Stock exchanges – During the early trade on Wednesday, the equity benchmark Sensex surged over 200 points tracking gains in index-heavyweights Reliance Industries, HDFC, and ITC amid positive cues from global markets.
The 30-share index was trading 0.59 per cent or 205.60 points higher to 35,121.40 points, while the NSE Nifty increased by 0.50 per cent or 51.90 points to jump at 10,354 points.
The top gainer in the Sensex pack was ITC, surging around 2 per cent.
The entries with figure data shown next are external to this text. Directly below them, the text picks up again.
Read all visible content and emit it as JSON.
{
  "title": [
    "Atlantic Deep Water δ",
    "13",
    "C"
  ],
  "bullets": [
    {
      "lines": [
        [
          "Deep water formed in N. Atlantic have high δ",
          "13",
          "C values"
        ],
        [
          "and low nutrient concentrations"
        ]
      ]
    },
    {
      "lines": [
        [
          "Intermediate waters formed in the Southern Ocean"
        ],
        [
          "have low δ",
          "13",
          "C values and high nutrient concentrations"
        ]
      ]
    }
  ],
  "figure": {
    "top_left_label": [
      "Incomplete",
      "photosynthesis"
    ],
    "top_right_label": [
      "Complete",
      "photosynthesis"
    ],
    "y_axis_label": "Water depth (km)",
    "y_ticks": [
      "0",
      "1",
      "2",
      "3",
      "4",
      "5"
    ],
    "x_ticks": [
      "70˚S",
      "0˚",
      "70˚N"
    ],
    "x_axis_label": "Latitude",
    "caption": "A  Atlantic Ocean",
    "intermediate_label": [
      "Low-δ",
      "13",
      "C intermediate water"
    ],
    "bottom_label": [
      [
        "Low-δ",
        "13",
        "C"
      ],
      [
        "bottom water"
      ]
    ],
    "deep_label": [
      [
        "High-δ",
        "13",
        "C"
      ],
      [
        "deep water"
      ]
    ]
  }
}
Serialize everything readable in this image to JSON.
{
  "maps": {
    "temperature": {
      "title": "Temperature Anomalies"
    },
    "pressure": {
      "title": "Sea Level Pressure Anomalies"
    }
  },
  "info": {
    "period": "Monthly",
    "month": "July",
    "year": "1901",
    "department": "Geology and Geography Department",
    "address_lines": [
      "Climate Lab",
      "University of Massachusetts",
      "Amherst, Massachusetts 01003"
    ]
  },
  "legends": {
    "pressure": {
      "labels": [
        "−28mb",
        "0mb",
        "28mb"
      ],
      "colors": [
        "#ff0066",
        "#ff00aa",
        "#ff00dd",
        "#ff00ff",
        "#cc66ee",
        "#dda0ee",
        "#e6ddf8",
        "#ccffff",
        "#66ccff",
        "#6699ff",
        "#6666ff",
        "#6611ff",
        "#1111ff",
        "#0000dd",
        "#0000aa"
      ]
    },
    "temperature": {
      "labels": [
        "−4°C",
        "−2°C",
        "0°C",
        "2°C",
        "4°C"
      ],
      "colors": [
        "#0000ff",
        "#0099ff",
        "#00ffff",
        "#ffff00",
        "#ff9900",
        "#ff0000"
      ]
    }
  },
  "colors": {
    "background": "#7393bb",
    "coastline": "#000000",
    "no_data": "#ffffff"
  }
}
The Sensex gainer list also included Axis Bank, HDFC, IndusInd Bank, followed by Bajaj Finance, SBI and Reliance Industries.
However, NTPC, Kotak Bank, L&T, ONGC, and Nestle India stood among the top laggards.
Stock exchanges In the last session, the BSE closed by 0.13 per cent or 45.72 points down at 34,915.80, while the NSE Nifty slipped down by 0.10 per cent or 10.30 points to close at 10,302.10.
Foreign institutional investors (FII) stood as the net sellers on Tuesday, offloading equities worth Rs 2,000.08 crore, as per the provisional exchange data.
As per the traders, local indices followed some gains in worldwide benchmarks which rallied on positive macroeconomic numbers showing a recovery in the global economy.
Traders further said auto sales data will also be closely observed by the participants to access the pace of recovery in the local economy.
Bourses in Hong Kong, Shanghai, and Seoul were trading with visible gains, while those in Tokyo were marking red.
Meanwhile, Stock exchanges on Wall Street rallied over 1 per cent in overnight session on positive macroeconomic data.
International oil benchmark Brent crude futures increased by 1.14 per cent and stood at USD 41.74 per barrel.
At the same time India recorded an increase of USD 0.6 billion or 0.1 per cent of GDP for the January-March quarter compared with a deficit of USD 4.6 billion or 0.7 per cent of GDP during the same period last, the Reserve Bank said on Tuesday.
Meanwhile, the fiscal deficit during the first two months of the current year increased by 58.6 per cent to Rs 4.66 lakh crore, indicating poor tax collection due to the coronavirus outbreak followed by the stringent lockdowns.